Arresting the rot
You are free; free to go to your temples, you are free to go to your mosques or to any other places of worship in this state of Pakistan. You may belong to any religion or caste or creed - that has nothing to do with the business of the state.” This is the road map of religious tolerance that the founder of Pakistan, Quaid e Azam Muhammad Ali Jinnah laid out for the nation at the time of independence. As it were, it has turned out in recent decades that religious tolerance is one among the pillars of the modern state of Pakistan that has been permitted to erode so dreadfully. This is evident from the fact that the country’s blasphemy laws have become increasingly incompatible with the national aspiration to become a progressive, democratic Muslim state and succeeding governments have shied away from revisiting these laws, The Pakistan Penal Code prohibits blasphemy against any religion and penalties are provided, ranging from a fine to death. As such, an accusation of blasphemy commonly subjects the accused to harassment, threats and attacks and such accusation can also lead to vigilantism and rioting.

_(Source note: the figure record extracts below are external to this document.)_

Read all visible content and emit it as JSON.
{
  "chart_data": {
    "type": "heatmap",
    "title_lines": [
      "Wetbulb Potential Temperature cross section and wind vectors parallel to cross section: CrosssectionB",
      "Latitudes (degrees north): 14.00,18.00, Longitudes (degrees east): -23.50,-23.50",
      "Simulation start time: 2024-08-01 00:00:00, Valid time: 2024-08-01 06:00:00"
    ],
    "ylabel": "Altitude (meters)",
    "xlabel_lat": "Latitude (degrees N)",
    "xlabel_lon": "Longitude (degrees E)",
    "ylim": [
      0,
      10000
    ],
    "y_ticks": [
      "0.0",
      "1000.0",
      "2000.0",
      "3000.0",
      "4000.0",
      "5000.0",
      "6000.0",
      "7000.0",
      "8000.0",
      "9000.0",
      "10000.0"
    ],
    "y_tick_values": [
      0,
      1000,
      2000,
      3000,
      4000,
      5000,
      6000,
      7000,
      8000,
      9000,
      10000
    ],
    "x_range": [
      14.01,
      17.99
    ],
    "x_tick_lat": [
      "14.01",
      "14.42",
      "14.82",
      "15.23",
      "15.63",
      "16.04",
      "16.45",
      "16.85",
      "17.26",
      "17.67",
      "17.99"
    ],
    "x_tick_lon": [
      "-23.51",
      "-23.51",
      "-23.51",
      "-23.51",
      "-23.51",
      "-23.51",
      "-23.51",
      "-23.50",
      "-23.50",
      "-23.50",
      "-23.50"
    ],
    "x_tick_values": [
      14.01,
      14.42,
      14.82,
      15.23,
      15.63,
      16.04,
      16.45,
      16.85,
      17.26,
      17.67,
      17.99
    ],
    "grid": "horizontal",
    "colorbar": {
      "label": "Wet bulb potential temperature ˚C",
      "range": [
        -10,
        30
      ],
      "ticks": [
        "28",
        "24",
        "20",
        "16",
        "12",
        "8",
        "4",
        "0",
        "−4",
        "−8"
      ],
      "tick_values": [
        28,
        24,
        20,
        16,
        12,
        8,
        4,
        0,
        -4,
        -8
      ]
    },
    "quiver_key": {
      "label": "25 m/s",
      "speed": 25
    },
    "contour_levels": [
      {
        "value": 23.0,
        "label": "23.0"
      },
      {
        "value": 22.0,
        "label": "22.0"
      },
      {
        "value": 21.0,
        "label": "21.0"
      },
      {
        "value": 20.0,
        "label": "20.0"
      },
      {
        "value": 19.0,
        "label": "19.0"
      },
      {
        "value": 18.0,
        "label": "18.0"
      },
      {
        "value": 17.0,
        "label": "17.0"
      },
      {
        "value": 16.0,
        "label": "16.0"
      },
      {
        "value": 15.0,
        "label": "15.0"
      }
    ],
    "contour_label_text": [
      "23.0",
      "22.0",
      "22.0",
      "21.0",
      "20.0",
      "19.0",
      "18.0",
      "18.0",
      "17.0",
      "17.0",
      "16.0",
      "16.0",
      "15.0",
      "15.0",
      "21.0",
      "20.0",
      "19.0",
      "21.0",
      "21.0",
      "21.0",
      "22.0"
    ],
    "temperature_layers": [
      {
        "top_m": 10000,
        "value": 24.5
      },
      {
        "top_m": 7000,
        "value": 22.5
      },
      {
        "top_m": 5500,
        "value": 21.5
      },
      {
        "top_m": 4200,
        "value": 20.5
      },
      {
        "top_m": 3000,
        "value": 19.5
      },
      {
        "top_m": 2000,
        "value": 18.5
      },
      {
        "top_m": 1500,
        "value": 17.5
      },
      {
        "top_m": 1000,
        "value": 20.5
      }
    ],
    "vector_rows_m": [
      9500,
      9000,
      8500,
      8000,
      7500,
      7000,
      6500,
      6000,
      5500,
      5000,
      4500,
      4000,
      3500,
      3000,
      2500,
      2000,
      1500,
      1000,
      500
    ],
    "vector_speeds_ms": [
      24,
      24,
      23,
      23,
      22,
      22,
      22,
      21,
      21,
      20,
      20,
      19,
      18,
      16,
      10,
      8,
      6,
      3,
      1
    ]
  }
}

Blasphemy is actually an extremely sensitive subject for Muslims all over the world. Defiling of the sacred name of the Holy Prophet (PBUH) or the Holy Quran is bound to hurt their sensitivities. Salman Rushdie’s Satanic Verses created quite a furore back in the 1980s. The Danish cartoons and many other similar episodes before and since have been a source of provocation for the Muslims. Recently, a highly offensive film has been produced in the US depicting the Prophet Muhammad (PBUH). The film has ignited a massive reaction across the Muslim world. Protests emanated from the Middle East and North Africa, leading to the death of the US ambassador and three other Americans in Libya; the violence soon spread to the rest of the Muslim world. In Pakistan, prominent figures like Salman Taseer (the former governor of Punjab) and Shahbaz Bhatti (the Federal Minister for Minorities), have lost their lives on this count in recent years. There have been other cases in the same vein as that of Aasia Bibi and Dr. Mohammad Younus Shaikh. Another recent example is that of Rimsha Masih, a minor Christian girl suffering from Down’s syndrome, who has been accused of blasphemy.
As already demanded by certain quarters, there is an urgent need for a national debate in Pakistan on the blasphemy laws and the need to overhaul all such laws that can be abused by certain mischievous elements with ulterior motives. It is high time that the state, judiciary, parliament and civil society stepped forward to play a proactive role in dissipating the deep-rooted climate of fear surrounding the blasphemy issue. Now is the time to check the rot and to save the Pakistani society from taking another route to self-destruction. The Muslim world in general must also review its customary reaction to religious provocations and devise a collective strategy to demonstrate religious tolerance.